4. The method according to claim 2, wherein the obtaining of the estimated acquisition speed corresponding to each of the data source websites specifically comprises:

sending a collection test request to a target data source website;

and determining the estimated acquisition speed of the target data source website according to the total test request amount and the test duration.

5. The method according to claim 2, wherein the calculating, according to the estimated acquisition speed and the number of URLs to be crawled, the number of servers and the consumed bandwidth of the agent pool required for crawling the data source websites respectively comprises:

determining the total quantity of the collection task prediction requests of a target data source website according to the quantity of URLs to be crawled of the target data source website;

calculating the number of target servers required for crawling the target data source website according to the estimated request total amount of the acquisition tasks and the estimated acquisition speed of the target data source website and by combining with the planned acquisition time;

and distributing the consumed bandwidth of the agent pool required by crawling the target data source website according to the number of the target servers.

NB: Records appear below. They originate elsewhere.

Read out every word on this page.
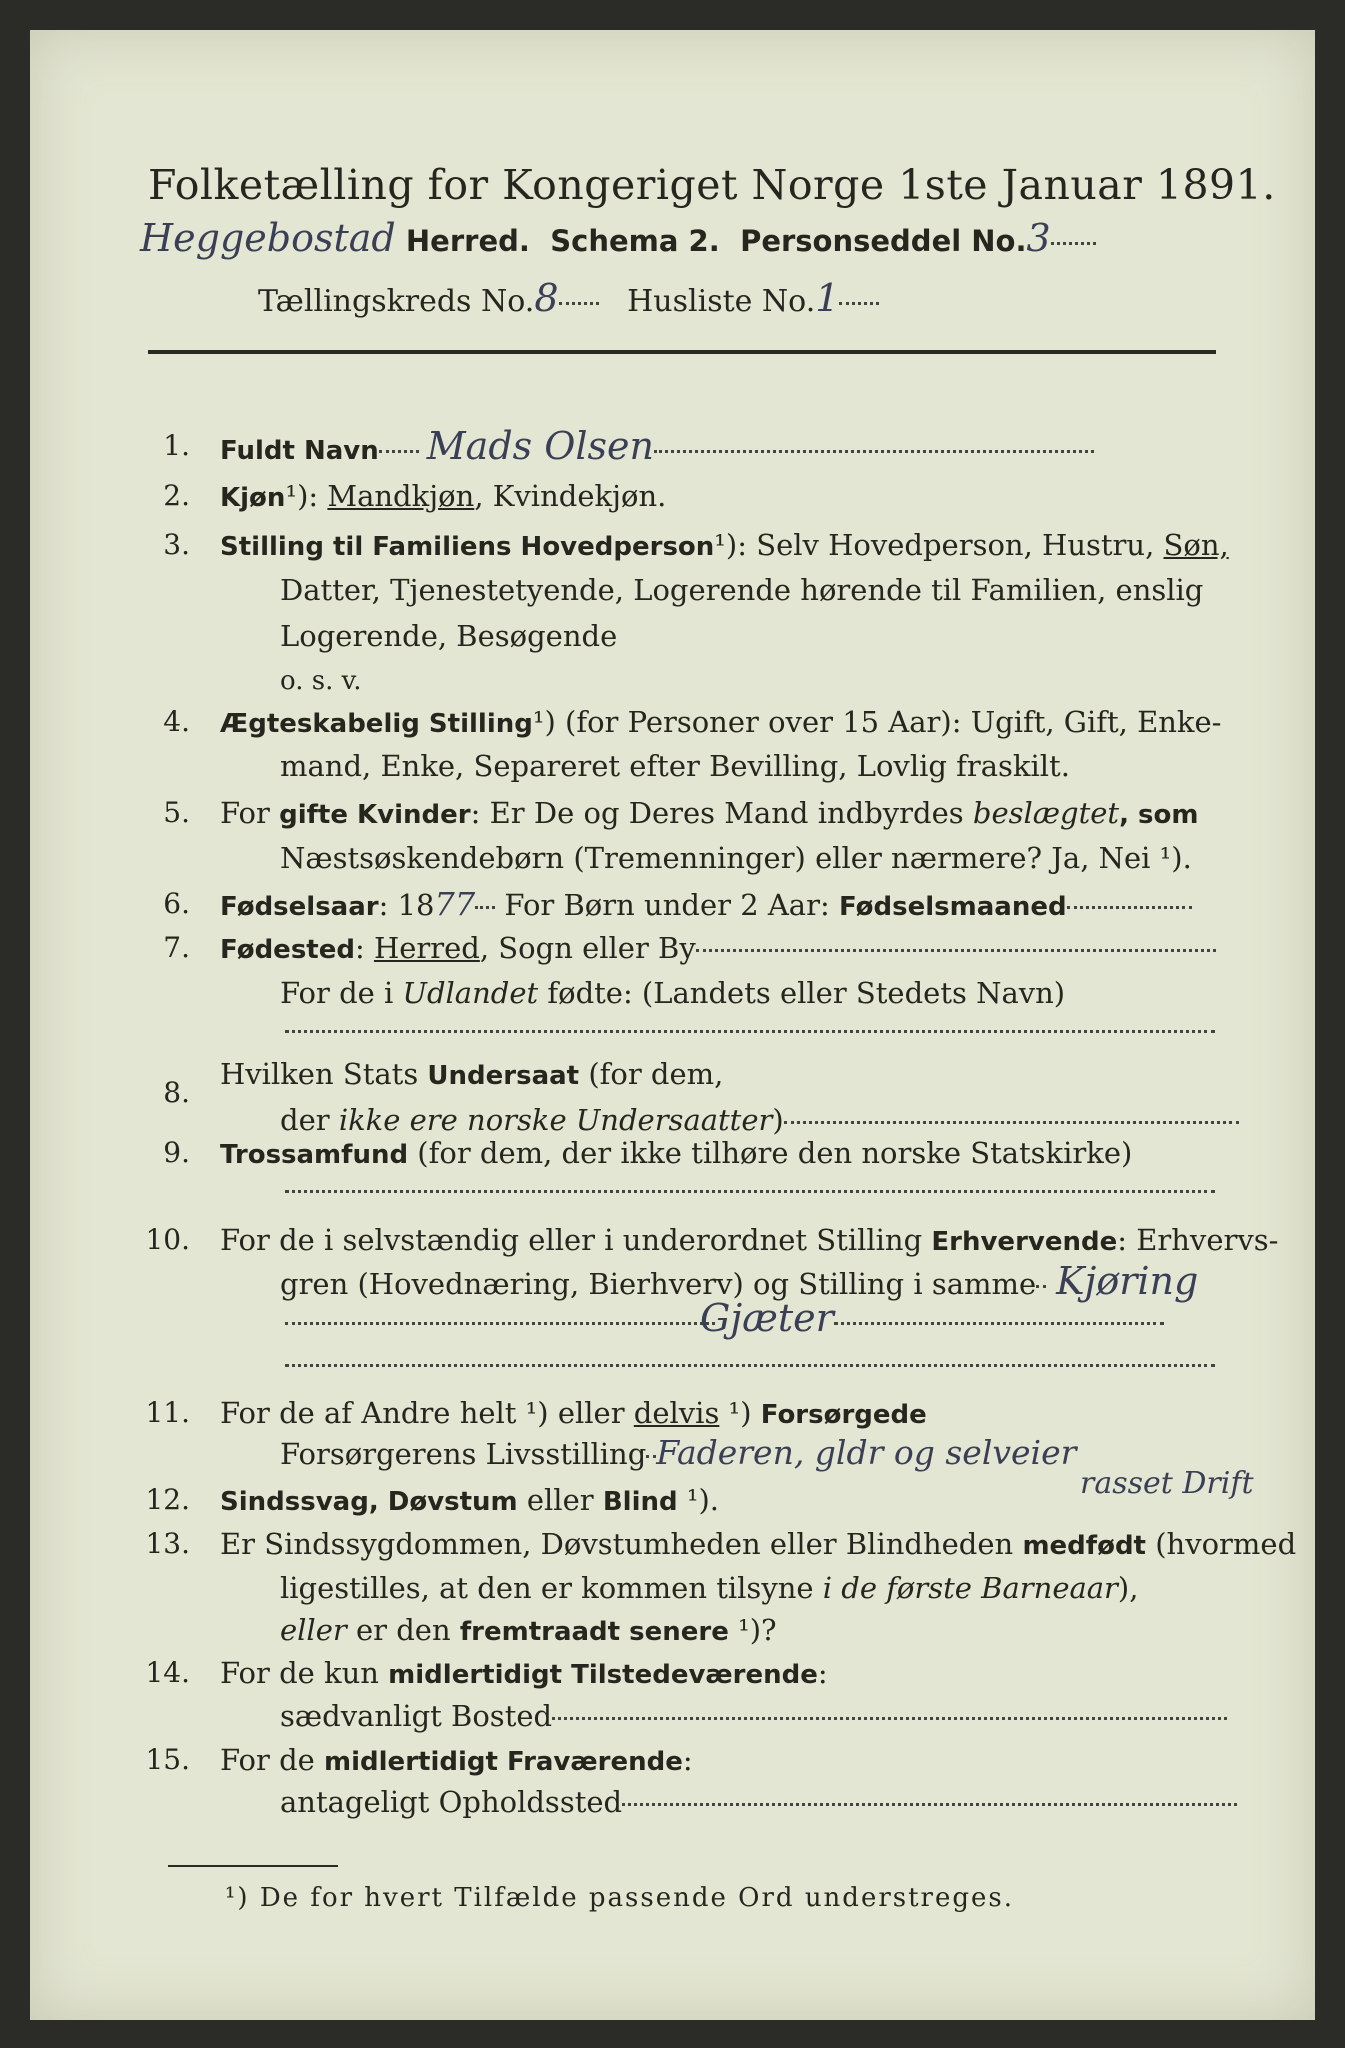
Folketælling for Kongeriget Norge 1ste Januar 1891.
Heggebostad Herred. Schema 2. Personseddel No.3
Tællingskreds No.8 Husliste No.1
1. Fuldt Navn Mads Olsen
2. Kjøn¹): Mandkjøn, Kvindekjøn.
3. Stilling til Familiens Hovedperson¹): Selv Hovedperson, Hustru, Søn,
Datter, Tjenestetyende, Logerende hørende til Familien, enslig
Logerende, Besøgende
o. s. v.
4. Ægteskabelig Stilling¹) (for Personer over 15 Aar): Ugift, Gift, Enke-
mand, Enke, Separeret efter Bevilling, Lovlig fraskilt.
5. For gifte Kvinder: Er De og Deres Mand indbyrdes beslægtet, som
Næstsøskendebørn (Tremenninger) eller nærmere? Ja, Nei ¹).
6. Fødselsaar: 1877 For Børn under 2 Aar: Fødselsmaaned
7. Fødested: Herred, Sogn eller By
For de i Udlandet fødte: (Landets eller Stedets Navn)
8.
Hvilken Stats Undersaat (for dem,
der ikke ere norske Undersaatter)
9. Trossamfund (for dem, der ikke tilhøre den norske Statskirke)
10. For de i selvstændig eller i underordnet Stilling Erhvervende: Erhvervs-
gren (Hovednæring, Bierhverv) og Stilling i samme Kjøring
Gjæter
11. For de af Andre helt ¹) eller delvis ¹) Forsørgede
Forsørgerens Livsstilling Faderen, gldr og selveier
rasset Drift
12. Sindssvag, Døvstum eller Blind ¹).
13. Er Sindssygdommen, Døvstumheden eller Blindheden medfødt (hvormed
ligestilles, at den er kommen tilsyne i de første Barneaar),
eller er den fremtraadt senere ¹)?
14. For de kun midlertidigt Tilstedeværende:
sædvanligt Bosted
15. For de midlertidigt Fraværende:
antageligt Opholdssted
¹) De for hvert Tilfælde passende Ord understreges.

6. The method according to any one of claims 1 to 5, wherein the obtaining the dynamic acquisition speed of each of the sub-clusters specifically comprises:

acquiring the total amount of requests sent by a target subset group according to a corresponding data source website and the consumed time is long;

and determining the dynamic acquisition speed of the target sub-cluster according to the total amount of the sent requests and the consumed time.

7. The method according to any one of claims 1 to 6, further comprising:

after the URL task to be crawled corresponding to the subset group is determined to be executed, if the URL task to be crawled of a new data source website exists, the URL task to be crawled of the new data source website is allocated to the subset group of which the task is executed to be executed continuously.

8. A dispatch processing apparatus of distributed crawler, comprising:

9. A computer-readable storage medium on which a computer program is stored, the program, when executed by a processor, implementing the scheduling processing method of a distributed crawler according to any one of claims 1 to 7.

10. A scheduling processing apparatus for a distributed crawler, comprising a storage medium, a processor, and a computer program stored on the storage medium and executable on the processor, wherein the processor implements the scheduling processing method for a distributed crawler according to any one of claims 1 to 7 when executing the program.